Learning by ironing out loss landscape wrinkles

13 2 minutes read

[Submitted on 26 May 2025 (v1), last revised 24 Oct 2025 (this version, v3)]

View PDF of the article Rolling Ball Optimizer: Learning by Unlearning the Wrinkles of Missing Landscapes, by Muhammad Jamal al-Din Balghamari and 4 other authors

View PDF HTML (beta)

a summary:Training large neural networks (NNs) requires optimizing high-dimensional data-driven loss functions. The optimization landscape of these functions is often very complex, tight, even fractal-like, with many spurious local minima, poorly fitted valleys, degenerate points, and saddle points. Complicating matters is the fact that these landscape properties are a function of the data, which means that noise in the training data can propagate forward and give rise to unrepresentative undersized geometry. This poses a difficulty for gradient-based optimization methods, which rely on local geometry to compute updates and are therefore vulnerable to being sidetracked by noisy data. In practice, this translates into a strong dependence of the optimization dynamics on the noise in the data, i.e. poor generalization performance.

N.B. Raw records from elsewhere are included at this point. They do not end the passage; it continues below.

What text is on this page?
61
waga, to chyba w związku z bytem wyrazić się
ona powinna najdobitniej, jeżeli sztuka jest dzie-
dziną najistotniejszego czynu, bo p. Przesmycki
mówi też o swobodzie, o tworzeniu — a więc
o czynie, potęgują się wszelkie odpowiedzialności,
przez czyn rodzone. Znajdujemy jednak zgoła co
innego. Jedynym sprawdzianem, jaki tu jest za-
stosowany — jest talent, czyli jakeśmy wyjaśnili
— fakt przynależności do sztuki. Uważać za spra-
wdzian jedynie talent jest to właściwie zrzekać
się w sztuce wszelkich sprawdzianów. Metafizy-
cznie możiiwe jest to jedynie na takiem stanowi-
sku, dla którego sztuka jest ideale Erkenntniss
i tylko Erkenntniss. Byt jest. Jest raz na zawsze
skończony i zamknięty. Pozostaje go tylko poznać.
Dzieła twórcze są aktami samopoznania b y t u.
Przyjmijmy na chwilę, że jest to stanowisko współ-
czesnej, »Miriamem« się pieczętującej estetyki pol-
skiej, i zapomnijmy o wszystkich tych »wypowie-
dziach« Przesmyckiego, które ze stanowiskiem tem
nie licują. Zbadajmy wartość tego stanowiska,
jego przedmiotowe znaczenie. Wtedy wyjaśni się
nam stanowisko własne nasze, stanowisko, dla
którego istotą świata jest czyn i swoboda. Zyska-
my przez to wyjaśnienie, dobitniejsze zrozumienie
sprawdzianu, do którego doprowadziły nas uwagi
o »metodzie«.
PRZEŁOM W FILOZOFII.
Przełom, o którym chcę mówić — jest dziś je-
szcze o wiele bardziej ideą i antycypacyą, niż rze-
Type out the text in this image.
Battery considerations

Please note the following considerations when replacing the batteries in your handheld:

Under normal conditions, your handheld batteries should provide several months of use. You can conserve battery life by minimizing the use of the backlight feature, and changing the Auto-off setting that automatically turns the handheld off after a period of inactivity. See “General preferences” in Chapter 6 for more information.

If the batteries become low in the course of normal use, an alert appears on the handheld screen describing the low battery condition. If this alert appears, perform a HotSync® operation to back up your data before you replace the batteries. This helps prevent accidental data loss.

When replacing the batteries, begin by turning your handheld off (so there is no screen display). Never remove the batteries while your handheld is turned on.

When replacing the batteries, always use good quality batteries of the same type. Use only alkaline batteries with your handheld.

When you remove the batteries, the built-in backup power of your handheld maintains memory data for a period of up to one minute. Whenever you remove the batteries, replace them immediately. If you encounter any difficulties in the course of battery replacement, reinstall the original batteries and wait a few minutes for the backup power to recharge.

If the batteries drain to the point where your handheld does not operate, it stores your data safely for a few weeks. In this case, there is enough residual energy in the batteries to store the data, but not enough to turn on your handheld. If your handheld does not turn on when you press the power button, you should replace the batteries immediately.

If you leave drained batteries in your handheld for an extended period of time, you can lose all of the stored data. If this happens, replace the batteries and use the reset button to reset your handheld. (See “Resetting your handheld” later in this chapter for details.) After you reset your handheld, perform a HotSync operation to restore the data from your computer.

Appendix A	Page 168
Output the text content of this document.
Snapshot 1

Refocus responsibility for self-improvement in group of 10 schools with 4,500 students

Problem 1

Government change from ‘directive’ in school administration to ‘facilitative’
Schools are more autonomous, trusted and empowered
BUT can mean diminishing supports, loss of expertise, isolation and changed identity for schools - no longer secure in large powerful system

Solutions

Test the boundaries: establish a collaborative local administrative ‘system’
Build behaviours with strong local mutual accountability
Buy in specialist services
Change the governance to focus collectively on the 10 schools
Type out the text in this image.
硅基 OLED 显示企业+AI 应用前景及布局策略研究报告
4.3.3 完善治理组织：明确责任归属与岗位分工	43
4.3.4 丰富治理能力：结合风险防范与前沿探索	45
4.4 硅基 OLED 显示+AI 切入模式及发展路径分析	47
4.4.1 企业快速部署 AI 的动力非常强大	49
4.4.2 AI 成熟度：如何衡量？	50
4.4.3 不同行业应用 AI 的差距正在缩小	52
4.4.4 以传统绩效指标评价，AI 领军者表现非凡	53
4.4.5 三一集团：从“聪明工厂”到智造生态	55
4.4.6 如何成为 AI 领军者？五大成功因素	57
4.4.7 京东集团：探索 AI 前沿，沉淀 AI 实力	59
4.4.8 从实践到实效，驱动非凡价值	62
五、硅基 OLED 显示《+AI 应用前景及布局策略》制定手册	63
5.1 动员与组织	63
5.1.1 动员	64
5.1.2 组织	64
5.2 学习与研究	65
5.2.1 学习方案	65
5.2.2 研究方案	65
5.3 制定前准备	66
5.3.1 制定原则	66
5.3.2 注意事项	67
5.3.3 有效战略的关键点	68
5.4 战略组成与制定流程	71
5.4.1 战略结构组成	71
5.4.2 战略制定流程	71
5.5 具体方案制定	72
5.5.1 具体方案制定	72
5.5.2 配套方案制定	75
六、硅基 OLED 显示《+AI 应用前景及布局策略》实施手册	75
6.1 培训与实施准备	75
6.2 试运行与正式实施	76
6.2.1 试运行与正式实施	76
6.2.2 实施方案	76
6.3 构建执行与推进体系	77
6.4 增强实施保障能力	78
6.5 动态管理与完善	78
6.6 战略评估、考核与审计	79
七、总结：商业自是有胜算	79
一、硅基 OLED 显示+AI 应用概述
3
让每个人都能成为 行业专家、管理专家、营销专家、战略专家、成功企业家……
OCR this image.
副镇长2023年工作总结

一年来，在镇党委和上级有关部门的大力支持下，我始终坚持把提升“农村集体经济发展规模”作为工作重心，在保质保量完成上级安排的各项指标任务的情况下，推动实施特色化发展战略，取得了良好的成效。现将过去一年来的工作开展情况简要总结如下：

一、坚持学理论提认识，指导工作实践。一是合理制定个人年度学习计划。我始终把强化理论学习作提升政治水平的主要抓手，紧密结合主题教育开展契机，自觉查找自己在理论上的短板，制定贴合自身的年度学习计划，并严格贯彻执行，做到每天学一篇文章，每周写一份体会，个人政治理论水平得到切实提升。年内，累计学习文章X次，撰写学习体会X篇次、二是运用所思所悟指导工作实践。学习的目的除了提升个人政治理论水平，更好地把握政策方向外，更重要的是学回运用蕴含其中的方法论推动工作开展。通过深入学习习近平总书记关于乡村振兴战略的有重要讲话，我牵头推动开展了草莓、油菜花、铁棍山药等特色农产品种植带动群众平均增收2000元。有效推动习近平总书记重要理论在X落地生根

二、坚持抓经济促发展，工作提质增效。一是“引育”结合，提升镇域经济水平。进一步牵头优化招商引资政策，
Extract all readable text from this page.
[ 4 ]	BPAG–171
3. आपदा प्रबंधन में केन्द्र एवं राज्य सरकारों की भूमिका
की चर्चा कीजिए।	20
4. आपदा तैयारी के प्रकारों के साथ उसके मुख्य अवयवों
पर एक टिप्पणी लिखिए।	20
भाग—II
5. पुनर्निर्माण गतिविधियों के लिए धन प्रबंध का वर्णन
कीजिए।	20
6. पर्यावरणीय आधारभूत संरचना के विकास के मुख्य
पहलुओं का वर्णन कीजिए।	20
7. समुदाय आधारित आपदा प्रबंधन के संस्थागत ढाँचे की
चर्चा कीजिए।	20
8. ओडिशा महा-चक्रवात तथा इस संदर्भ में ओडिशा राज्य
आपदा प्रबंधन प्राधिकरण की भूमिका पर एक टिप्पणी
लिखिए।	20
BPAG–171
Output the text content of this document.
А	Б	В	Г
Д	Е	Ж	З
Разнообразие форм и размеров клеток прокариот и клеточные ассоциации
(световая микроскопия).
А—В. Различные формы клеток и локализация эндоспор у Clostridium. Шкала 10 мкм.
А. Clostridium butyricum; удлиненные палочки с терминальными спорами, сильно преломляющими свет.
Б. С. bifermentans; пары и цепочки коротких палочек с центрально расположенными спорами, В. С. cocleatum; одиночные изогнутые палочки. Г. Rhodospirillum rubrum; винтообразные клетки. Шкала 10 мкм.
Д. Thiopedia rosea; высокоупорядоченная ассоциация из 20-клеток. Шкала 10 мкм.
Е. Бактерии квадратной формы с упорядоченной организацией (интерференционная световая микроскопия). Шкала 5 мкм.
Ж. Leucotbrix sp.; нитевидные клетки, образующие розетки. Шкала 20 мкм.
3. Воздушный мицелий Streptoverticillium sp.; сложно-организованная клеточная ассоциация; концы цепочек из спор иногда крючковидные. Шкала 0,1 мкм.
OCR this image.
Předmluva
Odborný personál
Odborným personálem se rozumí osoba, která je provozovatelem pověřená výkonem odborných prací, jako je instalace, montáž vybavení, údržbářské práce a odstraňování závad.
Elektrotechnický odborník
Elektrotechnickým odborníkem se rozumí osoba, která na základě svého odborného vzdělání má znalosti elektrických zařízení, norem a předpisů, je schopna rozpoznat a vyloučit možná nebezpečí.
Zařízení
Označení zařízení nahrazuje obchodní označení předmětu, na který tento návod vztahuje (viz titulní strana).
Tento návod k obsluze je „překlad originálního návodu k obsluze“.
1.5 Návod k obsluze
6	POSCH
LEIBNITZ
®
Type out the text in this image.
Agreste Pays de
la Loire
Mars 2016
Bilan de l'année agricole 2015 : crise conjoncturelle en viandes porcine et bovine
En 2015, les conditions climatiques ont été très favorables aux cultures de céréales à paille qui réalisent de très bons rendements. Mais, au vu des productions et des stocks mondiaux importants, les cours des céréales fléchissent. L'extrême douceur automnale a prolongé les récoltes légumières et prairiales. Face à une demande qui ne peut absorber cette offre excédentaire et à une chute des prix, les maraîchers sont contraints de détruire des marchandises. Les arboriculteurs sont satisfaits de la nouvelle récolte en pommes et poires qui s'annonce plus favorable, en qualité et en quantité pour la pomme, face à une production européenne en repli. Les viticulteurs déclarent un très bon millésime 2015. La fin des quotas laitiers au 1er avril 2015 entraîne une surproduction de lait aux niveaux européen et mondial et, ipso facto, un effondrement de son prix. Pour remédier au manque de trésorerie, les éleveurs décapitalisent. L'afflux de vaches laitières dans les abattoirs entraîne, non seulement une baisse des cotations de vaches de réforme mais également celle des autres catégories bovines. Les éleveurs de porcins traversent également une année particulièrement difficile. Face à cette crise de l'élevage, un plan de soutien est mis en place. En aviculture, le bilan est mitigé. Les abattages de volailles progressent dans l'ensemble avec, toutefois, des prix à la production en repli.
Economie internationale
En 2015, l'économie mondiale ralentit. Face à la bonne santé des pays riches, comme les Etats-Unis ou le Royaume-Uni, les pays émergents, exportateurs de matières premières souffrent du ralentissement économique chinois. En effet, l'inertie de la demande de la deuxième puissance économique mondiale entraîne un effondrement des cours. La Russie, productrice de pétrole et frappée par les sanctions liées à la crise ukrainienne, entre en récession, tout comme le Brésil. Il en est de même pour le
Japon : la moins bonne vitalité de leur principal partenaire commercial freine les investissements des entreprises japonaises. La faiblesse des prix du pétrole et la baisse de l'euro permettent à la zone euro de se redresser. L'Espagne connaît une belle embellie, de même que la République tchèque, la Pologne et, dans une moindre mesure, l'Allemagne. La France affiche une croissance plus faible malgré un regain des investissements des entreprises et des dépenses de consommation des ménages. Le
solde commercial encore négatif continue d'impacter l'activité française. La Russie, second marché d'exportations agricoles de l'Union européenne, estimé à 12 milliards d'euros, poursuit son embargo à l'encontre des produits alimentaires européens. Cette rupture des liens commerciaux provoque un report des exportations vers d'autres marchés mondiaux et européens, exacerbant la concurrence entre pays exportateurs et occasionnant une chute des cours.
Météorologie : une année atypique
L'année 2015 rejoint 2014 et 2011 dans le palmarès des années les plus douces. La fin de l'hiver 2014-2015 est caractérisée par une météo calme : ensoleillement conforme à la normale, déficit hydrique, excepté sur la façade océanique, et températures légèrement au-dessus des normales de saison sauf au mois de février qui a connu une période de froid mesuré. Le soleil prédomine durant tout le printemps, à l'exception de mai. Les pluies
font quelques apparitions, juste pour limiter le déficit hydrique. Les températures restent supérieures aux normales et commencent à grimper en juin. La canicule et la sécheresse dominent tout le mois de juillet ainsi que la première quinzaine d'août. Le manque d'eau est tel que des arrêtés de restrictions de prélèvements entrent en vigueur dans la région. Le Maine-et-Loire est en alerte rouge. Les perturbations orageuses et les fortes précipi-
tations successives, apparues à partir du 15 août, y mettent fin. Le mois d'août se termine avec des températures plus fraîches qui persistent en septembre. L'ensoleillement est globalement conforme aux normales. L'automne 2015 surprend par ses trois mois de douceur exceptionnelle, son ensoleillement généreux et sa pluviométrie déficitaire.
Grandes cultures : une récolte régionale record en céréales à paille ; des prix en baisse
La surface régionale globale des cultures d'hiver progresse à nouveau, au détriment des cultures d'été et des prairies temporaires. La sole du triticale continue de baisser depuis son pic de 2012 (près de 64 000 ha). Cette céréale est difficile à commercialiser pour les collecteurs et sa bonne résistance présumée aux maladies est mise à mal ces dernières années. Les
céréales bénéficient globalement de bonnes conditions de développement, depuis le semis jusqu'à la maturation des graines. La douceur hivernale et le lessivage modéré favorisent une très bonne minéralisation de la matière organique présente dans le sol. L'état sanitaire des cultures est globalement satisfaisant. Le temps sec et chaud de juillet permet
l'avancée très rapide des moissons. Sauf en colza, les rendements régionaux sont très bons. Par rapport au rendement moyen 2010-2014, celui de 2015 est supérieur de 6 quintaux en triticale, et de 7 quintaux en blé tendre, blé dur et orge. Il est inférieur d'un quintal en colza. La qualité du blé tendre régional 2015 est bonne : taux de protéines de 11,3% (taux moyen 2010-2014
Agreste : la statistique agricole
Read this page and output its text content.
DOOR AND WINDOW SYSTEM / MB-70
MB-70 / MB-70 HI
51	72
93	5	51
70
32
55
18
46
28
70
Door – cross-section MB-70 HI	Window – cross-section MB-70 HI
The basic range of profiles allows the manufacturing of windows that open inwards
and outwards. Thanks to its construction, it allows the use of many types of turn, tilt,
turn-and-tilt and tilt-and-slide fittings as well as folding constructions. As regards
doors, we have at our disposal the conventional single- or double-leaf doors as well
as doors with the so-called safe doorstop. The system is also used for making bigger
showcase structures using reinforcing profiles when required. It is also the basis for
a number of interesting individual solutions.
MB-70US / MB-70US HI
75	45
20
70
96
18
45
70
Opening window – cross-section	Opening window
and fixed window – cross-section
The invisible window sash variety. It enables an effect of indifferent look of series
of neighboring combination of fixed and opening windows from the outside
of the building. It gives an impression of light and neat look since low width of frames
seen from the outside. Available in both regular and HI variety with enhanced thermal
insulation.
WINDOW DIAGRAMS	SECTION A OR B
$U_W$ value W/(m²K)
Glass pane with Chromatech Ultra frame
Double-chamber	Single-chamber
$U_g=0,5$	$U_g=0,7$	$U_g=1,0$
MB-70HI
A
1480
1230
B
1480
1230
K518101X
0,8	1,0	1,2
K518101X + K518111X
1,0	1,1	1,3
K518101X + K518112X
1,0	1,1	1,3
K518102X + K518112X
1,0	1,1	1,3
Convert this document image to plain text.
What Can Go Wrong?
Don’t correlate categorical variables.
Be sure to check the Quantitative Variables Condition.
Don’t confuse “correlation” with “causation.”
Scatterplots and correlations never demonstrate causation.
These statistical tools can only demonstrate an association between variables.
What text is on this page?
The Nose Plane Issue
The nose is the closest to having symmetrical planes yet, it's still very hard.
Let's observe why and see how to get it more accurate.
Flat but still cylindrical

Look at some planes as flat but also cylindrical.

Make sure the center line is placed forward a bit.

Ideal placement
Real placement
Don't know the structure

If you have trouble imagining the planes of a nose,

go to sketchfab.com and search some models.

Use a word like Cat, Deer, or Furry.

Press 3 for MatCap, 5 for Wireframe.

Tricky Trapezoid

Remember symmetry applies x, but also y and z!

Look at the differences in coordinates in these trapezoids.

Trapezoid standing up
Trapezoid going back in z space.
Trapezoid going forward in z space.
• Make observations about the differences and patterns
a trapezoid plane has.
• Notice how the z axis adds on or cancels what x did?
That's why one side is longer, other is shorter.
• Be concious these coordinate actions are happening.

To address this problem, we propose a new optimization: Rolling Ball Optimizer (RBO), which breaks this spatial locality by incorporating information from a larger region of the loss scene into its updates. We achieve this by simulating the motion of a solid ball of finite radius rolling over the loss scene, which is a straightforward generalization of gradient descent (GD) that is simplified in the infinitesimal limit. The radius acts as a hyperparameter that defines the scale at which the RBO views the loss scene, allowing control over the precision of its interaction with it. We are motivated by the intuition that the large-scale geometry of the loss landscape is less specific to the data than its fine structure, and is easier to optimize. We support this intuition by demonstrating that our algorithm has a smoothing effect on the loss function. Evaluation against SGD, SAM, and Entropy-SGD on MNIST and CIFAR-10/100 shows promising results in terms of convergence speed, training accuracy, and generalization performance.